Net profit was SEK 4.2 M (35.6) for the year. Translation differences in other comprehensive income consisted of positive currency revaluation of net assets in foreign subsidiaries in euro, primarily goodwill.
| Jan – Dec 2013 | Jan – Dec 2012 |
|---|---|
| 524.6 | 549.2 |
| -397.6 | -377.9 |
| 127.0 | 171.3 |
| 24.2 | 31.2 |
| -119.2 | -101.6 |
| 7.8 | 69.7 |
| 1.5 | 12.7 |
Total assets amounted to SEK 801 M (809) at the end of the year and consisted mainly of intangible assets of SEK 269.0 M (247.2) primarily from the acquisition of Eldat in 2006 and goodwill totalling SEK 225.7 M (217.4). The increase is attributable to capitalized development projects.
Cash flow from operating activities was SEK 56.5 M (23.2).
Working capital was SEK 269.6 M (305.7) at the end of the year. Working capital has decreased by 12 percent since the beginning of the year. In relation to rolling annual sales, working capital has decreased to 51 percent (56) mainly due to lower accounts receivable.
Cash and cash equivalents at the end of the period were SEK 48.9 M (45.7). In addition to available cash, Pricer has an unutilised revolving credit facility of SEK 50 M and an additional SEK 50 M in credit facility.
In May 2013 the share savings programme for employees decided at the Annual General Meeting in April was launched. A total of 750,000 shares were issued and re-purchased at par value and are now held by the Company for the promise of matching shares in three years. The value of the promised shares is treated according to IFRS 2 and expensed during the period.
The shares owned by Ishida Co Ltd in Pricer Explorative Research (PER) AB have been purchased during the period and there is no more non-controlling interest in the consolidated accounts. The company has been dormant for some time and will now be dismantled.

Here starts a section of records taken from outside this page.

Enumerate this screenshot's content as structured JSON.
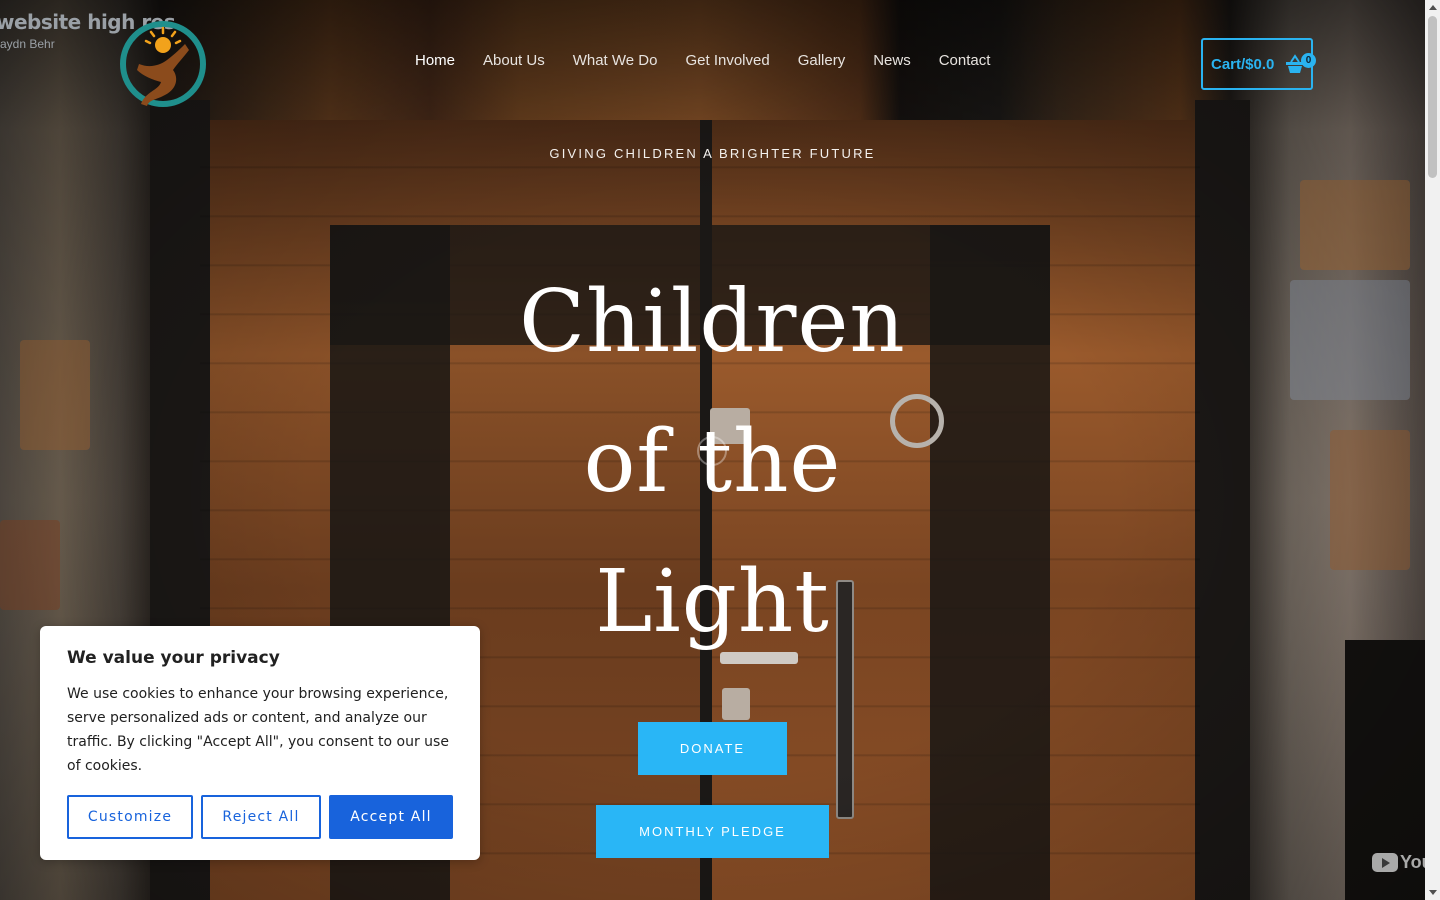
{
  "window": {
    "video_title": "website high res",
    "video_channel": "aydn Behr",
    "video_brand": "You"
  },
  "header": {
    "logo_icon": "children-of-the-light-logo-icon",
    "nav": [
      {
        "label": "Home",
        "active": true
      },
      {
        "label": "About Us"
      },
      {
        "label": "What We Do"
      },
      {
        "label": "Get Involved"
      },
      {
        "label": "Gallery"
      },
      {
        "label": "News"
      },
      {
        "label": "Contact"
      }
    ],
    "cart": {
      "label": "Cart/$0.0",
      "count": "0",
      "icon": "basket-icon"
    }
  },
  "hero": {
    "tagline": "GIVING CHILDREN A BRIGHTER FUTURE",
    "title_lines": [
      "Children",
      "of the",
      "Light"
    ],
    "donate_label": "DONATE",
    "pledge_label": "MONTHLY PLEDGE"
  },
  "cookie": {
    "title": "We value your privacy",
    "text": "We use cookies to enhance your browsing experience, serve personalized ads or content, and analyze our traffic. By clicking \"Accept All\", you consent to our use of cookies.",
    "customize_label": "Customize",
    "reject_label": "Reject All",
    "accept_label": "Accept All"
  },
  "colors": {
    "accent": "#29b6f6",
    "cookie_blue": "#1863dc"
  }
}
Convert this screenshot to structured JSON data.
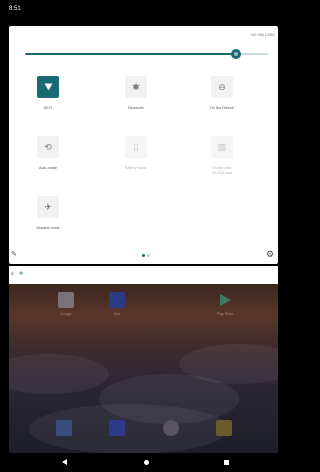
{
  "status_bar": {
    "time": "8:51"
  },
  "quick_settings": {
    "sim_status": "NO SIM CARD",
    "brightness_level": 0.87,
    "accent_color": "#1a6a73",
    "tiles": [
      {
        "label": "Wi-Fi",
        "icon": "wifi-icon",
        "state": "on"
      },
      {
        "label": "Bluetooth",
        "icon": "bluetooth-icon",
        "state": "off"
      },
      {
        "label": "Do Not Disturb",
        "icon": "do-not-disturb-icon",
        "state": "off"
      },
      {
        "label": "Auto-rotate",
        "icon": "auto-rotate-icon",
        "state": "off"
      },
      {
        "label": "Battery Saver",
        "icon": "battery-saver-icon",
        "state": "disabled"
      },
      {
        "label": "Mobile data",
        "label2": "No SIM card",
        "icon": "mobile-data-icon",
        "state": "disabled"
      },
      {
        "label": "Airplane mode",
        "icon": "airplane-icon",
        "state": "off"
      }
    ],
    "footer": {
      "edit_icon": "edit-icon",
      "settings_icon": "gear-icon",
      "page": 1,
      "pages": 2
    }
  },
  "notifications": {
    "icons": [
      "notification-icon",
      "settings-notification-icon"
    ]
  },
  "home_screen": {
    "apps": [
      {
        "label": "Google",
        "icon": "google-folder-icon"
      },
      {
        "label": "Duo",
        "icon": "duo-icon"
      },
      {
        "label": "Play Store",
        "icon": "play-store-icon"
      }
    ],
    "dock": [
      {
        "icon": "phone-icon"
      },
      {
        "icon": "messages-icon"
      },
      {
        "icon": "chrome-icon"
      },
      {
        "icon": "camera-icon"
      }
    ]
  }
}
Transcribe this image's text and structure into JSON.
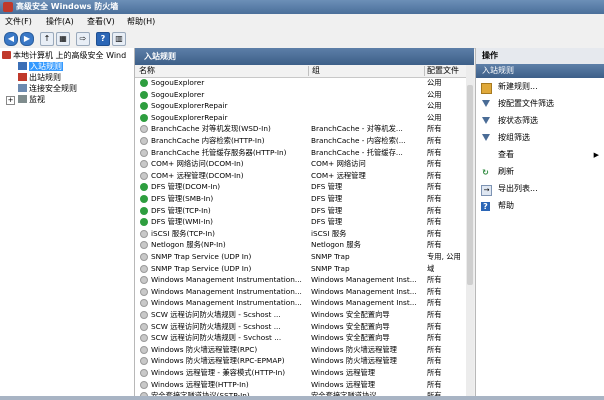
{
  "window": {
    "title": "高级安全 Windows 防火墙"
  },
  "menu": [
    "文件(F)",
    "操作(A)",
    "查看(V)",
    "帮助(H)"
  ],
  "tree": {
    "root": "本地计算机 上的高级安全 Wind",
    "items": [
      "入站规则",
      "出站规则",
      "连接安全规则",
      "监视"
    ]
  },
  "center": {
    "header": "入站规则",
    "columns": {
      "name": "名称",
      "group": "组",
      "profile": "配置文件"
    },
    "rows": [
      {
        "name": "SogouExplorer",
        "group": "",
        "profile": "公用",
        "enabled": true
      },
      {
        "name": "SogouExplorer",
        "group": "",
        "profile": "公用",
        "enabled": true
      },
      {
        "name": "SogouExplorerRepair",
        "group": "",
        "profile": "公用",
        "enabled": true
      },
      {
        "name": "SogouExplorerRepair",
        "group": "",
        "profile": "公用",
        "enabled": true
      },
      {
        "name": "BranchCache 对等机发现(WSD-In)",
        "group": "BranchCache - 对等机发...",
        "profile": "所有",
        "enabled": false
      },
      {
        "name": "BranchCache 内容检索(HTTP-In)",
        "group": "BranchCache - 内容检索(...",
        "profile": "所有",
        "enabled": false
      },
      {
        "name": "BranchCache 托管缓存服务器(HTTP-In)",
        "group": "BranchCache - 托管缓存...",
        "profile": "所有",
        "enabled": false
      },
      {
        "name": "COM+ 网络访问(DCOM-In)",
        "group": "COM+ 网络访问",
        "profile": "所有",
        "enabled": false
      },
      {
        "name": "COM+ 远程管理(DCOM-In)",
        "group": "COM+ 远程管理",
        "profile": "所有",
        "enabled": false
      },
      {
        "name": "DFS 管理(DCOM-In)",
        "group": "DFS 管理",
        "profile": "所有",
        "enabled": true
      },
      {
        "name": "DFS 管理(SMB-In)",
        "group": "DFS 管理",
        "profile": "所有",
        "enabled": true
      },
      {
        "name": "DFS 管理(TCP-In)",
        "group": "DFS 管理",
        "profile": "所有",
        "enabled": true
      },
      {
        "name": "DFS 管理(WMI-In)",
        "group": "DFS 管理",
        "profile": "所有",
        "enabled": true
      },
      {
        "name": "iSCSI 服务(TCP-In)",
        "group": "iSCSI 服务",
        "profile": "所有",
        "enabled": false
      },
      {
        "name": "Netlogon 服务(NP-In)",
        "group": "Netlogon 服务",
        "profile": "所有",
        "enabled": false
      },
      {
        "name": "SNMP Trap Service (UDP In)",
        "group": "SNMP Trap",
        "profile": "专用, 公用",
        "enabled": false
      },
      {
        "name": "SNMP Trap Service (UDP In)",
        "group": "SNMP Trap",
        "profile": "域",
        "enabled": false
      },
      {
        "name": "Windows Management Instrumentation...",
        "group": "Windows Management Inst...",
        "profile": "所有",
        "enabled": false
      },
      {
        "name": "Windows Management Instrumentation...",
        "group": "Windows Management Inst...",
        "profile": "所有",
        "enabled": false
      },
      {
        "name": "Windows Management Instrumentation...",
        "group": "Windows Management Inst...",
        "profile": "所有",
        "enabled": false
      },
      {
        "name": "SCW 远程访问防火墙规则 - Scshost ...",
        "group": "Windows 安全配置向导",
        "profile": "所有",
        "enabled": false
      },
      {
        "name": "SCW 远程访问防火墙规则 - Scshost ...",
        "group": "Windows 安全配置向导",
        "profile": "所有",
        "enabled": false
      },
      {
        "name": "SCW 远程访问防火墙规则 - Svchost ...",
        "group": "Windows 安全配置向导",
        "profile": "所有",
        "enabled": false
      },
      {
        "name": "Windows 防火墙远程管理(RPC)",
        "group": "Windows 防火墙远程管理",
        "profile": "所有",
        "enabled": false
      },
      {
        "name": "Windows 防火墙远程管理(RPC-EPMAP)",
        "group": "Windows 防火墙远程管理",
        "profile": "所有",
        "enabled": false
      },
      {
        "name": "Windows 远程管理 - 兼容模式(HTTP-In)",
        "group": "Windows 远程管理",
        "profile": "所有",
        "enabled": false
      },
      {
        "name": "Windows 远程管理(HTTP-In)",
        "group": "Windows 远程管理",
        "profile": "所有",
        "enabled": false
      },
      {
        "name": "安全套接字隧道协议(SSTP-In)",
        "group": "安全套接字隧道协议",
        "profile": "所有",
        "enabled": false
      }
    ]
  },
  "actions": {
    "header": "操作",
    "section": "入站规则",
    "items": [
      {
        "label": "新建规则...",
        "icon": "new-rule-icon"
      },
      {
        "label": "按配置文件筛选",
        "icon": "filter-icon"
      },
      {
        "label": "按状态筛选",
        "icon": "filter-icon"
      },
      {
        "label": "按组筛选",
        "icon": "filter-icon"
      },
      {
        "label": "查看",
        "icon": ""
      },
      {
        "label": "刷新",
        "icon": "refresh-icon"
      },
      {
        "label": "导出列表...",
        "icon": "export-icon"
      },
      {
        "label": "帮助",
        "icon": "help-icon"
      }
    ]
  }
}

Cash flow from operating activities was SEK 56.5 M (23.2). Pricer's quick ratio was 252 percent (295). The closing equity ratio was 86 percent (87).
Capital expenditure was SEK 26.1 M (18.3) for the year, and comprised mainly capitalised development costs of SEK 20.1 M (11.1).
To reduce the Group's currency exposure, forward contracts are entered into. The derivatives are measured at fair value and hedge accounting is applied. The Group only holds Level 2 instruments in the hierarchy of fair value. The fair value at period end consists of assets of SEK 0.1 M (0.5) and liabilities of SEK 1.1 M (0.5).
Net sales in the Parent Company were SEK 433.3 M (439.6) and net profit was SEK -7.5 M (22.3) for the year. The Parent Company had cash and cash equivalents of SEK 37.6 M (29.8) at the end of the year.
Information under other headings in the administration report applies where relevant also to the Parent Company.
The average number of employees for the year was 78 (72) and, at the end of the year, the company had 77 (73) employees.
Fredrik Berglund submitted his resignation as CEO in November and left his position in December. He is entitled to another five months compensation. Harald Bauer replaced as acting CEO and a recruitment process for a new CEO is ongoing. Pricer strives actively to achieve a more equal gender spread in all departments and promotes diversity. The health risks at Pricer are small and the work environment is inspected at least once every two years. Absenteeism due to illness is low and amounted to 3.8 (1.4) percent in 2013.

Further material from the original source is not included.